View NSQL Scores for Models
Submit deepfake detection models for evaluation
Explain GPU usage for model training
Explore and benchmark visual document retrieval models
Evaluate and submit AI model results for Frugal AI Challenge
Text-To-Speech (TTS) Evaluation using objective metrics.
Browse and evaluate ML tasks in MLIP Arena
Display leaderboard for earthquake intent classification models
Browse and submit LLM evaluations
Display and submit LLM benchmarks
View and submit LLM evaluations
Evaluate LLM over-refusal rates with OR-Bench
Pergel: A Unified Benchmark for Evaluating Turkish LLMs
DuckDB NSQL Leaderboard is a tool designed for model benchmarking, allowing users to view and compare NSQL scores for different models. It provides a centralized platform to evaluate and visualize performance metrics, making it easier to analyze and optimize model effectiveness.
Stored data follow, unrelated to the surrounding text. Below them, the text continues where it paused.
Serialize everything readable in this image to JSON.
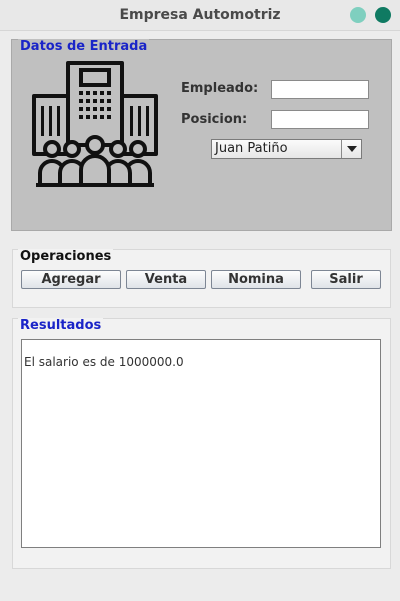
{
  "window": {
    "title": "Empresa Automotriz"
  },
  "entrada": {
    "legend": "Datos de Entrada",
    "empleado_label": "Empleado:",
    "empleado_value": "",
    "posicion_label": "Posicion:",
    "posicion_value": "",
    "combo_selected": "Juan Patiño"
  },
  "operaciones": {
    "legend": "Operaciones",
    "buttons": [
      "Agregar",
      "Venta",
      "Nomina",
      "Salir"
    ]
  },
  "resultados": {
    "legend": "Resultados",
    "text": "El salario es de 1000000.0"
  },
  "colors": {
    "legend_blue": "#1a24c8",
    "panel_gray": "#c0c0c0",
    "close_green": "#0f7a62",
    "min_green": "#7fcfbf"
  }
}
• Real-time Tracking:Monitor NSQL scores as they are updated in real-time.
• Interactive Visualization:Explore performance metrics through graphs and charts.
• Filter and Sort:Easily filter and sort models based on criteria like score, date, or model type.
• Side-by-Side Comparison:Compare multiple models directly to identify strengths and weaknesses.
• Data Export:Export leaderboard data for further analysis or reporting.
What does NSQL stand for?
NSQL stands for Natural Language Query Benchmark, a measure of how well a model understands and processes natural language.
How are NSQL scores calculated?
NSQL scores are calculated by evaluating a model's ability to process and answer natural language queries, often based on standardized benchmarks.
Can I export the leaderboard data for my own analysis?
Yes, the DuckDB NSQL Leaderboard provides options to export data in formats like CSV or Excel for further analysis.